Tinidazole (Tindamax) is an alternative:
- Single-dose oral therapy: 2 g tinidazole
- Cure rates of 86–100%, comparable to metronidazole
- May be better tolerated with fewer gastrointestinal side effects
Partner therapy is essential. All sexual partners must be treated simultaneously, regardless of whether they have symptoms. The same regimens are used. Without partner treatment, reinfection rates are high.
Follow-up testing is recommended at 2 weeks to 3 months after treatment to catch treatment failure or reinfection. NAATs should not be performed earlier than 2 weeks post-treatment to avoid false positives from residual DNA.

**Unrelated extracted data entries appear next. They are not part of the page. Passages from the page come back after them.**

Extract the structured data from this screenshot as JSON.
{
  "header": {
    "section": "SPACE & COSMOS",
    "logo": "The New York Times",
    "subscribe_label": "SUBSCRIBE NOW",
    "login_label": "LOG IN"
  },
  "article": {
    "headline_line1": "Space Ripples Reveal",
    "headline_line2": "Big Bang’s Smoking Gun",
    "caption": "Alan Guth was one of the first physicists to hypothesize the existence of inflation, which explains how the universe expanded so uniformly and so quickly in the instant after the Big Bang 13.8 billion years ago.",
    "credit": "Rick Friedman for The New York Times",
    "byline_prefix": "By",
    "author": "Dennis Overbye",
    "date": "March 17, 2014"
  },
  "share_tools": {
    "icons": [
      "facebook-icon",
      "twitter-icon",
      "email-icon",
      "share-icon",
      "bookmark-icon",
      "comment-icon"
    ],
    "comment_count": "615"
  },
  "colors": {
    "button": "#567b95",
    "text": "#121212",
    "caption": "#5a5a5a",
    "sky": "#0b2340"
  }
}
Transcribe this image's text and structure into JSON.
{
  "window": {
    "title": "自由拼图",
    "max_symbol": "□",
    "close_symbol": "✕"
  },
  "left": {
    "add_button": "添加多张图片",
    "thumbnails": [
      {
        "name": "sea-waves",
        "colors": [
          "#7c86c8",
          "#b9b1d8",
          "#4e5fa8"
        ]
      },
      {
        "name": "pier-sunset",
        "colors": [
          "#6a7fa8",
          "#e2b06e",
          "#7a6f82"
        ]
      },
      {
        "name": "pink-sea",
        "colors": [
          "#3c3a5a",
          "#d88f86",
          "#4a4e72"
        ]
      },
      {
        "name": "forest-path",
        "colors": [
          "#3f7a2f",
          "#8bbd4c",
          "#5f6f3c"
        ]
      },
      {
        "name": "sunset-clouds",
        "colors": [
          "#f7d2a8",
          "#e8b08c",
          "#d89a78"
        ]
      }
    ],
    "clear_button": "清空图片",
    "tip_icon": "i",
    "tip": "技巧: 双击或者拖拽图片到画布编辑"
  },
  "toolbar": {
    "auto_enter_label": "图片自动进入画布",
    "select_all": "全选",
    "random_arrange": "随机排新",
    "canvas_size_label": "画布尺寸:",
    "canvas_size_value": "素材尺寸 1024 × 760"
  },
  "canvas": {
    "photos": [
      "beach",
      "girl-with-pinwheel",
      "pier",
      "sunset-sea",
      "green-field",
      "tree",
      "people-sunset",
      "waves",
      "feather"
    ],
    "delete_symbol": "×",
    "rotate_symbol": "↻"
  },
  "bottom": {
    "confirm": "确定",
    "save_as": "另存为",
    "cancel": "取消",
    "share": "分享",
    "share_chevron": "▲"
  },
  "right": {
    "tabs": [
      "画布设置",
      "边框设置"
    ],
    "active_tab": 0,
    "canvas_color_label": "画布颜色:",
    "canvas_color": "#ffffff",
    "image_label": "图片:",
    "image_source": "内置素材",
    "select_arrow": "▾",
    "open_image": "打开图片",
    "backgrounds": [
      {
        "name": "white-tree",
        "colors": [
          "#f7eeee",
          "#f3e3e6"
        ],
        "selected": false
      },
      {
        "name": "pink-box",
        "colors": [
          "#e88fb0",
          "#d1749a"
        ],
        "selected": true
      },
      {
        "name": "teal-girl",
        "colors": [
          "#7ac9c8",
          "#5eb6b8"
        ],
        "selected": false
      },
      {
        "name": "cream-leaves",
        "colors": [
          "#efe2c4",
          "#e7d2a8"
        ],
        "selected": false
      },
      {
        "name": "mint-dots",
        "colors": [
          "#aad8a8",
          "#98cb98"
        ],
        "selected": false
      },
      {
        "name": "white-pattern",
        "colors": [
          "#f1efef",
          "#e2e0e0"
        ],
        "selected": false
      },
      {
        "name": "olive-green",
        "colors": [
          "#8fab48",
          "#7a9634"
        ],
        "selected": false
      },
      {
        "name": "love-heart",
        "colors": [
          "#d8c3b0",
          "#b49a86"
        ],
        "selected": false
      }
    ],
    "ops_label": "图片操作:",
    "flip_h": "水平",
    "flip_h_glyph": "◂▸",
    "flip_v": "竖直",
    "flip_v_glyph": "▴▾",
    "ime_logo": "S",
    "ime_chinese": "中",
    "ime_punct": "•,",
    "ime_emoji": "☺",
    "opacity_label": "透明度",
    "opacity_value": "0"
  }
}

Drug resistance to metronidazole is uncommon but has been documented. For resistant cases, higher doses or extended treatment durations may be tried. Tinidazole sometimes works when metronidazole fails. In refractory cases, intravaginal paromomycin has been used, though evidence is limited.
Patients should be advised to avoid alcohol during and for at least 24 hours after metronidazole (72 hours after tinidazole) due to a disulfiram-like reaction that causes nausea and vomiting.
Considerations for Special Populations
Pregnancy: Trichomoniasis during pregnancy is associated with preterm birth, premature rupture of membranes, and low birth weight. Metronidazole can be used in pregnant patients (it's considered safe across all trimesters), but tinidazole is not recommended during pregnancy due to insufficient safety data. Symptomatic pregnant women should be treated with the 7-day metronidazole regimen.
Immunocompromised patients, particularly those with HIV, may experience more severe or persistent symptoms. Coinfection with T. vaginalis increases HIV viral shedding in the genital tract, which raises transmission risk. These patients may require longer treatment courses and closer follow-up.
Adolescents should be screened and treated using the same protocols as adults. Confidential STI screening and partner notification are particularly important in this population.
Antibiotic resistance in T. vaginalis remains relatively rare but is a growing concern. Ongoing surveillance and research into alternative antiprotozoal agents are needed to stay ahead of resistance trends.